Cornell University Prof. says Lincoln bust, Gettysburg address plaque were removed from library

A professor at Cornell University says a bust of President Abraham Lincoln and a bronze plaque of the Gettysburg Address have been removed from the school’s library after the University received complaints.

“Someone complained, and it was gone,” Cornell biology professor Randy Wayne told the College Fix.

Wayne said that the plague and bust, both of which had been on display in the University’s library since 2013, had gone missing several weeks ago, but he was unable to find out what happened to them. After asking the librarians about it Wayne said he was told the display was removed after some type of complaint, but was not given any other details, according to the New York Post.

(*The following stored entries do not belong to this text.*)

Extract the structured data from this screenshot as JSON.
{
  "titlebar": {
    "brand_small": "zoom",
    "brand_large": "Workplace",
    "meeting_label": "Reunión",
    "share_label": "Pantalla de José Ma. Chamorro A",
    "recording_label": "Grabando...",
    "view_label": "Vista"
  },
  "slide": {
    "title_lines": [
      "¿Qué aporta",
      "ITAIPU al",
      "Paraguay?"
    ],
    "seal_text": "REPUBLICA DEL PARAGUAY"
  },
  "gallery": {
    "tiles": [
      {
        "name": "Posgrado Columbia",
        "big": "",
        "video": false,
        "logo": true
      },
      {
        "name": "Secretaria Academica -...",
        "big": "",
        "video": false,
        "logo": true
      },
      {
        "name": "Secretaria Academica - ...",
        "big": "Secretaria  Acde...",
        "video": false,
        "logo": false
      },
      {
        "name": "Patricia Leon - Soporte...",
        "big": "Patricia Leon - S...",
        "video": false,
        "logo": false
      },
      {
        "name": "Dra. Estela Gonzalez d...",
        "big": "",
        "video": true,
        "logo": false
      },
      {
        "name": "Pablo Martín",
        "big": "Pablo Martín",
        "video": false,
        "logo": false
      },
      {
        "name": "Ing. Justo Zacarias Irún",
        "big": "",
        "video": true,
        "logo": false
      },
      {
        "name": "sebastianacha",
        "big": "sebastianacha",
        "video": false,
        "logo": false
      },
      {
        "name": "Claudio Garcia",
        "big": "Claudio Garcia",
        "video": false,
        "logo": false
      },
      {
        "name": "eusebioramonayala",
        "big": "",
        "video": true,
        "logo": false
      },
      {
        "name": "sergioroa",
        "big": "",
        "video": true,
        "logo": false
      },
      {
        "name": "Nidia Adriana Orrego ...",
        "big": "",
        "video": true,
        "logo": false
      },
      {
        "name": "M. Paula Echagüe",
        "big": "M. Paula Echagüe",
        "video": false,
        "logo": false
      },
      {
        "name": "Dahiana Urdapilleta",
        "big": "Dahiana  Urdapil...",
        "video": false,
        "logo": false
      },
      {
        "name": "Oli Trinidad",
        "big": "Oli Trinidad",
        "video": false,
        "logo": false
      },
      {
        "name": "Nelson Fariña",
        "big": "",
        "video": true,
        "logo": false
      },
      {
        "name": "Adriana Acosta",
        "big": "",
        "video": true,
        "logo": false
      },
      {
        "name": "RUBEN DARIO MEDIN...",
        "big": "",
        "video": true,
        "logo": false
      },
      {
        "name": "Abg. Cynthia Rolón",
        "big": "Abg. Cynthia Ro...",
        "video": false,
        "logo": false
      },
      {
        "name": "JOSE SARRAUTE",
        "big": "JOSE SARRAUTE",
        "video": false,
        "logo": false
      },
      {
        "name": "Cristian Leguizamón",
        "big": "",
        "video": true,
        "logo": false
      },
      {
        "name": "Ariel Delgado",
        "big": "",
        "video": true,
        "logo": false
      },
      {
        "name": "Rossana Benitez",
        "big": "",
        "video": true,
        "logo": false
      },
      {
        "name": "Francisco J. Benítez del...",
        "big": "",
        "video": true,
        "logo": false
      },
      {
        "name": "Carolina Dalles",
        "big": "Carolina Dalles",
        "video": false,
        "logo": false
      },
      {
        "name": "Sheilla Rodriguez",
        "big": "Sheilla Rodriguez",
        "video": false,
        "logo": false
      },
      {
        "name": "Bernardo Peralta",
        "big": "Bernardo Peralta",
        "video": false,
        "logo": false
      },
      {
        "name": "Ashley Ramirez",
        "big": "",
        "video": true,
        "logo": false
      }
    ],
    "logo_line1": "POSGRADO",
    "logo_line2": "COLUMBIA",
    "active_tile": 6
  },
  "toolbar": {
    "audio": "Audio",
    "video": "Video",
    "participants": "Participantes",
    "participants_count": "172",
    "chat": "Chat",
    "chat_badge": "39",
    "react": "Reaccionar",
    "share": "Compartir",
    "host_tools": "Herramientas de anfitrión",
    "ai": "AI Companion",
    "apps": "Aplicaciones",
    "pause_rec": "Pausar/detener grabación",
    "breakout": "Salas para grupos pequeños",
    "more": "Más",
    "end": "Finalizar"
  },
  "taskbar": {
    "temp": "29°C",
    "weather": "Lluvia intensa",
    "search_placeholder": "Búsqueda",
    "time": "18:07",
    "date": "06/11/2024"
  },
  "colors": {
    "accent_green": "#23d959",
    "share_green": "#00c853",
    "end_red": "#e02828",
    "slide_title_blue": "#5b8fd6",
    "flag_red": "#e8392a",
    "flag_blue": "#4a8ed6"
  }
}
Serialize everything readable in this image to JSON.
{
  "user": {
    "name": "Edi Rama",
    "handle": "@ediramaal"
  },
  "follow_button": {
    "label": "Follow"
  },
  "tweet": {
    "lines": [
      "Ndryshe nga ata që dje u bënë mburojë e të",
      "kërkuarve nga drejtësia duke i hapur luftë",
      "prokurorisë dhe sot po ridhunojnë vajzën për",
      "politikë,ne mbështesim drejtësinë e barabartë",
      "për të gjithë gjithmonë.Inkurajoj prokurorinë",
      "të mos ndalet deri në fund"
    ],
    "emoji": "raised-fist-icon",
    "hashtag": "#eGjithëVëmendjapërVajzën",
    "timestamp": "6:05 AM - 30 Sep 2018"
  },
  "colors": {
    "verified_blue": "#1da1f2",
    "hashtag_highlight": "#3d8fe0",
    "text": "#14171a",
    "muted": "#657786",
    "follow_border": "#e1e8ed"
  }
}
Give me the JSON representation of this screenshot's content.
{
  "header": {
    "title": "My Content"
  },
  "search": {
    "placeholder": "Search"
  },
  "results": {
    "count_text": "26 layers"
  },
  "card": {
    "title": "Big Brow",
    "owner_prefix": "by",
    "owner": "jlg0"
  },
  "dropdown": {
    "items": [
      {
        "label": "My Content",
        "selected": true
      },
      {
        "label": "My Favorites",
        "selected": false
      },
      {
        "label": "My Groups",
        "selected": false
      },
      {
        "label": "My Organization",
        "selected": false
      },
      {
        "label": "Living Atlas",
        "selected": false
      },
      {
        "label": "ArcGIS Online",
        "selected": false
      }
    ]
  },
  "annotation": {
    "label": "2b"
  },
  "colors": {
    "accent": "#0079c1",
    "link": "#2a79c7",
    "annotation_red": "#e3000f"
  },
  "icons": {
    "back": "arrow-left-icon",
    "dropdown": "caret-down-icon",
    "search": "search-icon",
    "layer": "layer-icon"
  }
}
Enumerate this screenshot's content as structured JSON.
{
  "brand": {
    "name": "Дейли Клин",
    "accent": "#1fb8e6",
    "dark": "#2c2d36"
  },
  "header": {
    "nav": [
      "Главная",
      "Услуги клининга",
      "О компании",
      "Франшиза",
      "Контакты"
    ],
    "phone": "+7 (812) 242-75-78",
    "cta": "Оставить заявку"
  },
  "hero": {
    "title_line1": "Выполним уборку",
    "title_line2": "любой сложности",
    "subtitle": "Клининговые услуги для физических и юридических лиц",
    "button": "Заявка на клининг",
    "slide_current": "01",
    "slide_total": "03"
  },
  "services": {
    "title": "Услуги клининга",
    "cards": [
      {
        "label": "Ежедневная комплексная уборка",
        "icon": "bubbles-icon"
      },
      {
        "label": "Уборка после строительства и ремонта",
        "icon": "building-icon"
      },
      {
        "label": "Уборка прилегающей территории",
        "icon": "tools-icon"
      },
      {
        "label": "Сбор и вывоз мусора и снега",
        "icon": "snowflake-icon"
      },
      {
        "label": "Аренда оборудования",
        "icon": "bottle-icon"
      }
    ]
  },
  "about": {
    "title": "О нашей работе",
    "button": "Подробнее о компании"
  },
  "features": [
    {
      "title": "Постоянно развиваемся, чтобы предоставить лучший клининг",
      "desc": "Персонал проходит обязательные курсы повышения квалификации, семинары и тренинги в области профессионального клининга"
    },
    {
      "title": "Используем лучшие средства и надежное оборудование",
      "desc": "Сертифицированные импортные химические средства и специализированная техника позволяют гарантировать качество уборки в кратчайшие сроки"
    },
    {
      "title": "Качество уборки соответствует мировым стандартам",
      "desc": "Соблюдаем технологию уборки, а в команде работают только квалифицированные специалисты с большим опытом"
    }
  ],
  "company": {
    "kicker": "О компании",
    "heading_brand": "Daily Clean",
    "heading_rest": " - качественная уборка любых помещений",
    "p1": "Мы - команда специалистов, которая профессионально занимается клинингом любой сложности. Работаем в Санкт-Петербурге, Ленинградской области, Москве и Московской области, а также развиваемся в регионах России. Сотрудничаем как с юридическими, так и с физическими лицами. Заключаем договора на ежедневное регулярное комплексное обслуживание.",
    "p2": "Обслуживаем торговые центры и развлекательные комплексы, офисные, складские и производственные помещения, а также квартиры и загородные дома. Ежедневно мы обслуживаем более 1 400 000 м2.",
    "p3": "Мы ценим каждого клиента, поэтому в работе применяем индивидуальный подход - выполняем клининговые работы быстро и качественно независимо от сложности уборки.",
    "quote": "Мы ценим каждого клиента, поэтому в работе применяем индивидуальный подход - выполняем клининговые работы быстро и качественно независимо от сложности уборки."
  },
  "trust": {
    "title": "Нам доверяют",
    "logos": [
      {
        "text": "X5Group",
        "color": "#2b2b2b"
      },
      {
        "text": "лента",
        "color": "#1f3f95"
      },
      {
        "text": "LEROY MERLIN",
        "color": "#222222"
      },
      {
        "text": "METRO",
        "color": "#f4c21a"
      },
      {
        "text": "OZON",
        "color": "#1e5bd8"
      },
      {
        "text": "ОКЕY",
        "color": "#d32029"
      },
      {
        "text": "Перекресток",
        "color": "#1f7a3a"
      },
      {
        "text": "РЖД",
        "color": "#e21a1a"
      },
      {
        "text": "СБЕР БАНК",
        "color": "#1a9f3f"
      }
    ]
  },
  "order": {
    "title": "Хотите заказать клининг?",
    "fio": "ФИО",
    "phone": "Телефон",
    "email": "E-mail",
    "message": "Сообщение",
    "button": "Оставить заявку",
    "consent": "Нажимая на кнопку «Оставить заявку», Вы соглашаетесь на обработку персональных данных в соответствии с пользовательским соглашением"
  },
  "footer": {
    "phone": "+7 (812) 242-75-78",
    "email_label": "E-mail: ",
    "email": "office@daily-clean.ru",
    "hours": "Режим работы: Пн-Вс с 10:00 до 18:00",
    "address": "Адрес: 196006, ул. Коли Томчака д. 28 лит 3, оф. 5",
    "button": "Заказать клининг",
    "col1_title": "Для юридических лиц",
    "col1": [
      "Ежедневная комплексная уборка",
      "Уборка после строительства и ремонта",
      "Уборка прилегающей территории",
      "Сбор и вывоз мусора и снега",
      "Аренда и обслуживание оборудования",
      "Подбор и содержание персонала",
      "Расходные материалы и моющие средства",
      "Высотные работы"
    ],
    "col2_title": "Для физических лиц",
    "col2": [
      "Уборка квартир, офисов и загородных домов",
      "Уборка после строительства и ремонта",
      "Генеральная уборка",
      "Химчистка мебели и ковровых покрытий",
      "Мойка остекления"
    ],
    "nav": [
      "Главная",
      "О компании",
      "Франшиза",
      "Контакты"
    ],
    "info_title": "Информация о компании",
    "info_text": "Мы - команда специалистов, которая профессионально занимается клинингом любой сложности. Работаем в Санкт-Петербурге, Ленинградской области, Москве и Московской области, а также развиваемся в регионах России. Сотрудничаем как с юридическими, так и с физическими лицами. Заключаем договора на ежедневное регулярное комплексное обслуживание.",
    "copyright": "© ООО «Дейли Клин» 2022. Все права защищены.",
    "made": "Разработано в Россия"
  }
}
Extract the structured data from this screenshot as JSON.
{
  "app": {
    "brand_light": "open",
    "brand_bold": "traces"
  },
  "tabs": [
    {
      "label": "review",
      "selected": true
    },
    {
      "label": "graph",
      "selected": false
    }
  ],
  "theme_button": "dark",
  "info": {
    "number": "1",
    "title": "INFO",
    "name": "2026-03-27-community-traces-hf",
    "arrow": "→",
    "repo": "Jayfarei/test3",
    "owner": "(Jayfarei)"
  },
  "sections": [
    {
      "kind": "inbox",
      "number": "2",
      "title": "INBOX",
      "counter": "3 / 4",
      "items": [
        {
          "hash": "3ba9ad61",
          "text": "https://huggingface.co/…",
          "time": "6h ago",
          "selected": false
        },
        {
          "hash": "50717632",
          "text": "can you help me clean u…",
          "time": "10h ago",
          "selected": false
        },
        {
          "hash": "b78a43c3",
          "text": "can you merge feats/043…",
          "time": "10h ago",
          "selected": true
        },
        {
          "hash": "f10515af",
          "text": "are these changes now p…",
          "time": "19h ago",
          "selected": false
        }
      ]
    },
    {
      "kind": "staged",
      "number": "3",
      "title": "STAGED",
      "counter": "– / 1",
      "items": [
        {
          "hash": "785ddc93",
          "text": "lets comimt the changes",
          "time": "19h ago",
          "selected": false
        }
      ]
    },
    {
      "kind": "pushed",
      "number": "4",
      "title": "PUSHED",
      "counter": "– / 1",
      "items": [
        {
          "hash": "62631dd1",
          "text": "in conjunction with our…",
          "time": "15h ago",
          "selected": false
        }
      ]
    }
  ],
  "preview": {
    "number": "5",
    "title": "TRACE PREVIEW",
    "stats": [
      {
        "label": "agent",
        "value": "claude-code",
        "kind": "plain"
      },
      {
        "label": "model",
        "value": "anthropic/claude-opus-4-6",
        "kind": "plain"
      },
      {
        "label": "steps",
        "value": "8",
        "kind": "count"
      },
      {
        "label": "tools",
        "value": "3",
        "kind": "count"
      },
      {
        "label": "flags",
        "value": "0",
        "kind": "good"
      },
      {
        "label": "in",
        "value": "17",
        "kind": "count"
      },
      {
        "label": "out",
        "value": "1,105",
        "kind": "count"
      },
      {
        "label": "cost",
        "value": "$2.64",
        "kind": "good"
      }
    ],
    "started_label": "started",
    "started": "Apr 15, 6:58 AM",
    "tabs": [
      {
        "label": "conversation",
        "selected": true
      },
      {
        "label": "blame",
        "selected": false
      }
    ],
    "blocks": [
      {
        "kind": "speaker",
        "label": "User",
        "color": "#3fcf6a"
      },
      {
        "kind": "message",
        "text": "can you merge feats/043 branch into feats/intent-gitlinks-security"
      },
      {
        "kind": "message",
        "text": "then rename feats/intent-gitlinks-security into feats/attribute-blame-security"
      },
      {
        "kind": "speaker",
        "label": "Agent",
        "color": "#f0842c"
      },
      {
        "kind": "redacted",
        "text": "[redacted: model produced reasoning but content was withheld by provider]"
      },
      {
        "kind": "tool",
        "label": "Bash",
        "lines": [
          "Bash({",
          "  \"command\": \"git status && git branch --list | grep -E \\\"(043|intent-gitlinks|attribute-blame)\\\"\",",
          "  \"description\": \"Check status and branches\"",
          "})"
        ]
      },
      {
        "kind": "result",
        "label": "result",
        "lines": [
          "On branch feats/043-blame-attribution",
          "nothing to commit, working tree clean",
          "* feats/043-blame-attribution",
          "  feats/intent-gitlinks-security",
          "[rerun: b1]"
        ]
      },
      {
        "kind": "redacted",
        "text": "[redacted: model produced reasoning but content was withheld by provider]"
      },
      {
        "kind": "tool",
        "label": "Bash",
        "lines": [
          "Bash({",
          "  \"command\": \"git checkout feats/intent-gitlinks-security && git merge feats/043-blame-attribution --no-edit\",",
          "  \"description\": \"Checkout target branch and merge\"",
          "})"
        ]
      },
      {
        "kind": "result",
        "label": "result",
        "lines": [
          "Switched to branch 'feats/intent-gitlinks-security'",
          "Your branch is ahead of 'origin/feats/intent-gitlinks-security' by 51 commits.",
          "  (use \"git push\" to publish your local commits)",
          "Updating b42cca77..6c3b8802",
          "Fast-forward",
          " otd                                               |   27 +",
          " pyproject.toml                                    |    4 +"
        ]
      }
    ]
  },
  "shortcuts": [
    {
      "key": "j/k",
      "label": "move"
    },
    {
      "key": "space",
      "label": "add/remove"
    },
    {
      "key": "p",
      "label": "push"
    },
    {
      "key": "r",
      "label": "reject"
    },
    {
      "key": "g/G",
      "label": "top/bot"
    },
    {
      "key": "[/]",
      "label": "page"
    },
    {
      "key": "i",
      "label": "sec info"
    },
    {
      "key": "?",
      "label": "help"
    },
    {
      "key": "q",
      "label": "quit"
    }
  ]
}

The professor reportedly emailed Cornell University President Martha Pollack last Thursday, saying: “I am wondering if you are aware that the bust of Abraham Lincoln purchased by Ezra Cornell and the bronze plaque of the Gettysburg Address that was beside it has been removed from the RMC in Kroch Library and replaced with nothing. If you are aware, can you tell me why? Thanks.”

A staffer from Pollack’s office responded to his email on Tuesday, saying, “President Pollack isn’t typically made aware of changes with exhibitions in the library, which I believe are decided upon by library staff.”

Rebecca Valli, director of media relations at Cornell University, told Breitbart News that the Lincoln bust “was part of a temporary exhibit,” which was “on display in the Rare and Manuscript Collections from 2013 to 2021.”

Wayne praised the Gettysburg Address as “an incredible speech,” adding: “We have a handwritten copy in Lincoln’s hand. It is known as the Bancroft Copy. It comes with an envelope signed by Lincoln (using his franking privilege), and a letter to Bancroft, thanking him for requesting a copy of the address to put in a book to be sold for charity.”

“I show these documents to my class, as well as the heavy iron manacles worn by slaves,” he said. “Yes, we have a Lincoln legacy that has been inspirational to me and my students. To take his words (and bust) out of the hallway says something about our love of liberty.”